I’m one of the maintainers of Bridge Anonymization. We built this because the existing solutions for translating sensitive user content are insufficient for many of our privacy-concious clients (Governments, Banks, Healthcare, etc.).
We couldn't send PII to third-party APIs, but standard redaction destroyed the translation quality. If you scrub "John" to "[PERSON]", the translation engine loses gender context (often defaulting to masculine), which breaks grammatical agreement in languages like French or German.
So we built a reversible, local-first pipeline for Node.js/Bun. Here is how we implemented the tricky parts:
0. The Mapping
We use XML-like tags with ID’s that uniquely identify the PII, `<PII type=”PERSON” id=”1”>`. Translation models and the systems around them work with XML data structures since the dawn of Computer Aided Translation tools, so this improves compatibility with existing workflows and systems. A `PIIMap` is stored locally for rehydration after translation (AES-256-GCM-encrypted by default).
1. Hybrid Detection Engine
Obviously neither Regex nor NER was enough on its own.
- Structured PII: We use strict Regex with validation checksums for things like IBANs (Mod-97) and Credit Cards (Luhn). - Soft PII: For names and locations, we run a quantized `xlm-roberta` model via `onnxruntime-node` directly in the process. This lets us avoid a Python sidecar while keeping the package ‘lightweight’ (still ~280MB for the quantized model, but acceptable for desktop environments).
2. The "Hallucination" Guard (Fuzzy Rehydration)

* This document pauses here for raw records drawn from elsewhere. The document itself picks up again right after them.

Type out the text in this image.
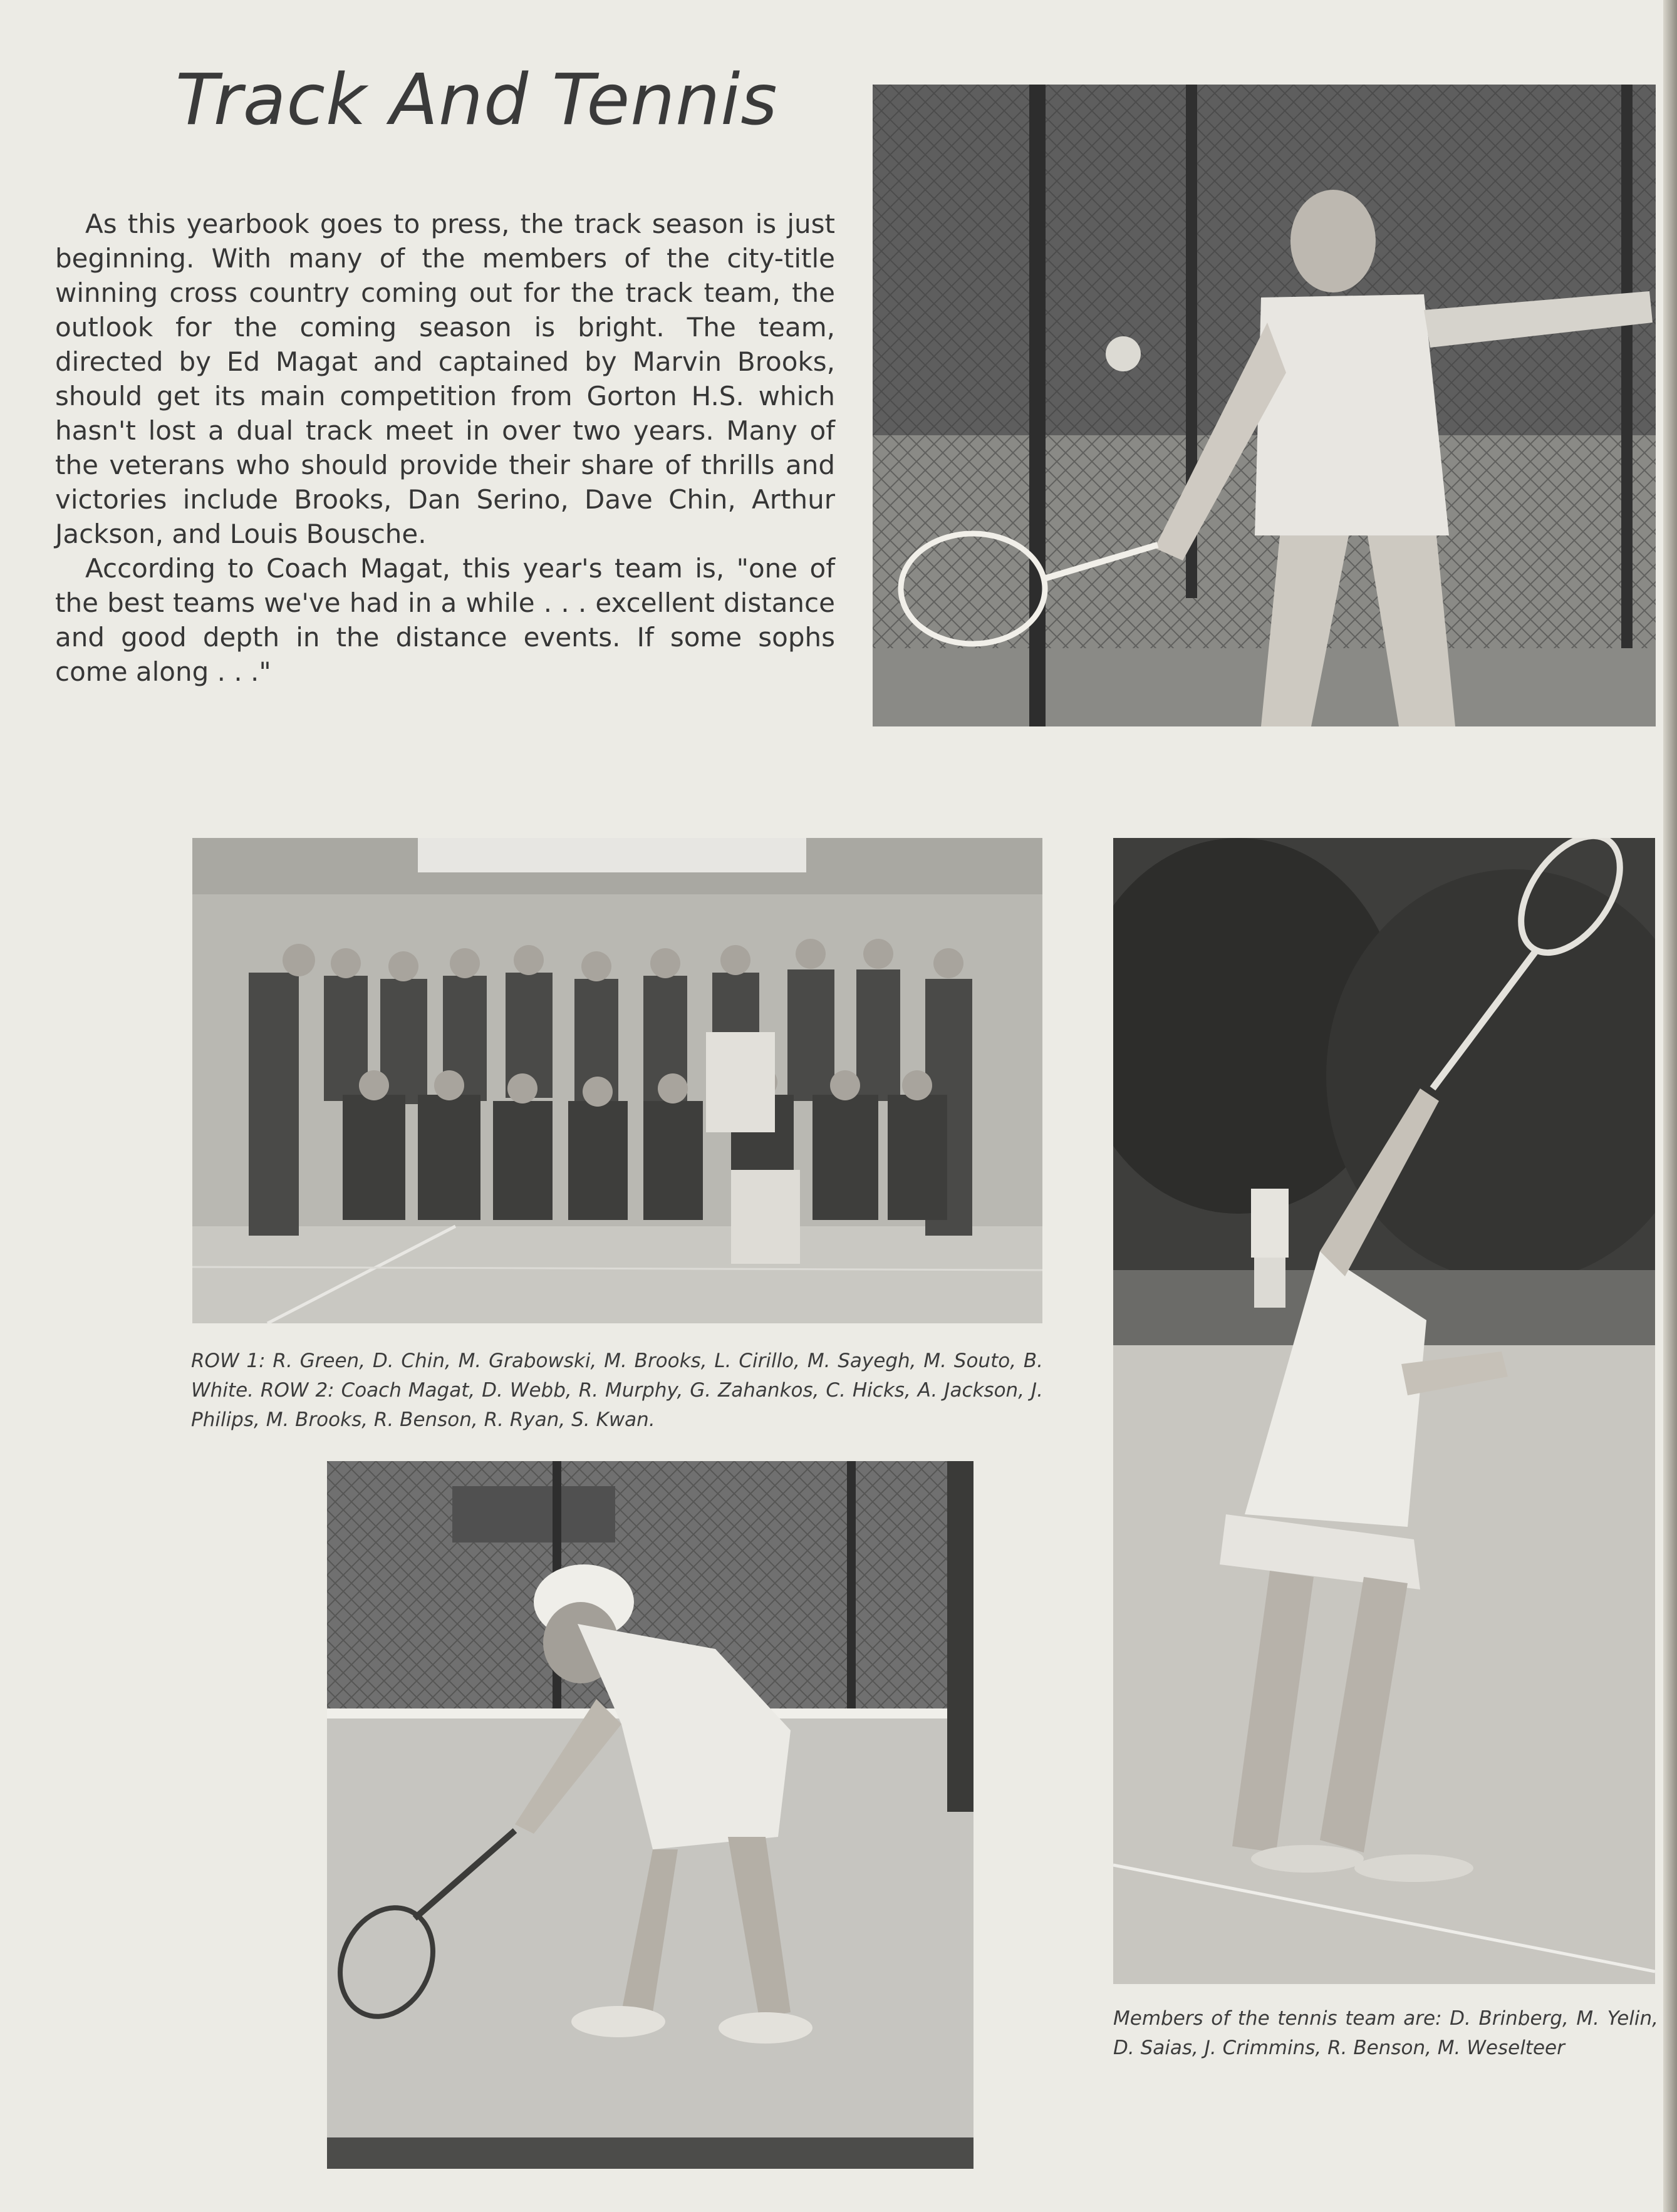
Track And Tennis

As this yearbook goes to press, the track season is just beginning. With many of the members of the city-title winning cross country coming out for the track team, the outlook for the coming season is bright. The team, directed by Ed Magat and captained by Marvin Brooks, should get its main competition from Gorton H.S. which hasn't lost a dual track meet in over two years. Many of the veterans who should provide their share of thrills and victories include Brooks, Dan Serino, Dave Chin, Arthur Jackson, and Louis Bousche.

According to Coach Magat, this year's team is, "one of the best teams we've had in a while . . . excellent distance and good depth in the distance events. If some sophs come along . . ."

ROW 1: R. Green, D. Chin, M. Grabowski, M. Brooks, L. Cirillo, M. Sayegh, M. Souto, B. White. ROW 2: Coach Magat, D. Webb, R. Murphy, G. Zahankos, C. Hicks, A. Jackson, J. Philips, M. Brooks, R. Benson, R. Ryan, S. Kwan.
Members of the tennis team are: D. Brinberg, M. Yelin, D. Saias, J. Crimmins, R. Benson, M. Weselteer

LLMs often "mangle" the XML placeholders during translation (e.g., turning `<PII id="1"/>` into `< PII id = « 1 » >`). We implemented a Fuzzy Tag Matcher that uses flexible regex patterns to detect these artefacts. It identifies the tag even if attributes are reordered or quotes are changed, ensuring we can always map the token back to the original encrypted value.
3. Semantic Masking
We are currently working on "Semantic Masking"—adding context to the PII tag (like `<PII type="PERSON" gender="female" id="1" />` ) to preserve (gender) context for the translation. For now, we are relying on a lightweight lookup-table approach to avoid the overhead of a second ML model or the hassle of fine tuning. So far this works nicely for most use cases.
The code is MIT licensed. I’d love to hear how others are handling the "context loss" problem in privacy-preserving NLP pipelines! I think this could quite easily be generalized to other LLM applications as well.